There are various methods to normalize single cell RNAseq data https://www.ncbi.nlm.nih.gov/pmc/articles/PMC4848819/ Is TPM is a reasonable approach for normalization of ScRNAseq data?
There is still a lot of debate in the field regarding the best way to normalize scRNA-seq data. It seems that the most popular tool right now is Seurat. The normalization it uses by default is TPM, except to 10K reads instead of 1M. Thus, TPM may not be the best option, but is certainly a reasonable approach.
I would look into SCnorm package (https://github.com/rhondabacher/SCnorm).
To evaluate the extent to which biases introduced during normalization affect the identification of DE genes, we applied MAST9 (FDR = 0.05) to identify DE genes between the H1-1M and H1-4M conditions. Normalization with SCnorm resulted in the identification of no DE genes, whereas MR, TPM, scran, SCDE, and BASiCS resulted in 530, 315, 684, 401, and 1147 DE genes, respectively, being identified. The majority of DE calls made using data normalized from these latter approaches are lowly expressed genes (Fig. 2 (b)), which appear to be over-normalized (Fig. 2 (a)). Supplementary Fig. S4 shows similar results using H9 cells.
Fold-changes and DE genes calculated from the H1 case study data. For each gene, the fold-change of non-zero counts between the H1-4M and H1-1M groups was computed for data following normalization via SCnorm, MR, TPM, scran, SCDE, and BASiCS. Box-plots of gene-specific fold-changes are shown in panel (a) for data normalized by each method. The number of genes identified as DE using MAST is shown in panel (b). Genes are divided into four equally sized expression groups based on their median among non-zero un-normalized expression measurements and results are shown as a function of expression group.
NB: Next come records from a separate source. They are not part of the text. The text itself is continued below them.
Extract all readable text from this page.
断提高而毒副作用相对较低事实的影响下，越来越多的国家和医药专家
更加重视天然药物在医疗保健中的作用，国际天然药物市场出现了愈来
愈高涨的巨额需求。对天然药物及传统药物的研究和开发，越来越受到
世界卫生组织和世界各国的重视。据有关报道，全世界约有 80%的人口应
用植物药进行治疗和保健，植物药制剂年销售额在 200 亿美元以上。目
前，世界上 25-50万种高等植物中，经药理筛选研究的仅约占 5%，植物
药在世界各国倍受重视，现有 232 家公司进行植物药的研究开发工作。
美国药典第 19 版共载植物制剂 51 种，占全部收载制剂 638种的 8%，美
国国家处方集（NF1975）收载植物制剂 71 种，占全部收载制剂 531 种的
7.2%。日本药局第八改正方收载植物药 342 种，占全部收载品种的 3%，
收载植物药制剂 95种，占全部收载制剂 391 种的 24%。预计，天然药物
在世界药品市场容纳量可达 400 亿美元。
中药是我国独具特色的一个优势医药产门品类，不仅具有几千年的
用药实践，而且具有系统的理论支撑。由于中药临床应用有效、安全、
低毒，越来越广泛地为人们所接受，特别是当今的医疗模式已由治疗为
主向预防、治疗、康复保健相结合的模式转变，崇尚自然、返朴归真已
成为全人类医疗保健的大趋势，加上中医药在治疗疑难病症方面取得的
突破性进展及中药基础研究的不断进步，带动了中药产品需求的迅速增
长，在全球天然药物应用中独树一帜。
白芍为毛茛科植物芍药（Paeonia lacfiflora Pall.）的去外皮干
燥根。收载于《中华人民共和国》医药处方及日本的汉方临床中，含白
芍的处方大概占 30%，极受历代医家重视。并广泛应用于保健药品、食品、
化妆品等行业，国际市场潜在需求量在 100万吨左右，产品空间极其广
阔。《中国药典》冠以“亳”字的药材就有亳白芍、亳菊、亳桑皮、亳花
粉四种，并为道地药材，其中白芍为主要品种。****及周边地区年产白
In my case, it actually worked better in comparison to SCDE and TPM normalized counts.
I hope this helps.
TPM normalization (like any naive per-million scaling) is unable to properly correct for differences in library composition. For an illustration why naive methods perform poorly, please see this video. The same goes for naive log-scaling and I an actually not sure why this is still commonly used in Seurat.
An alternative that actually produces normalized counts on the log-scale are is the size-factor method implemented in the
scran package via the function
calculateSumFactors(), publication https://genomebiology.biomedcentral.com/articles/10.1186/s13059-016-0947-7.
These logcounts can then be used for either feature selection and PCA or (if necessary) for batch correction approaches.
I recommend the Bioconductor workflow for details: https://osca.bioconductor.org/
Other tools could be SCtransform which is now integrated in Seurat. The problem here is that SCtransform does not produce counts but returns the residuals from the model it fits. It is (by best knowledge) still not clear whether these can be used for differential analysis. There are multiple issues on GitHub in the Seurat repository but afaik no official and bullet-proof statement from the developers. If this has been changed by now feel free to add a comment.
I personally use the
vst SCtransform on each individual sample to obtain highly variable genes (HVGs), perform batch correction and clustering on the normalized counts from
calculateSumFactorsusing the aforementioned HVGs, and aggregate cells per cluster into pseudobulks for actual differential analysis via edgeR. The latter obviously requires biological replicates.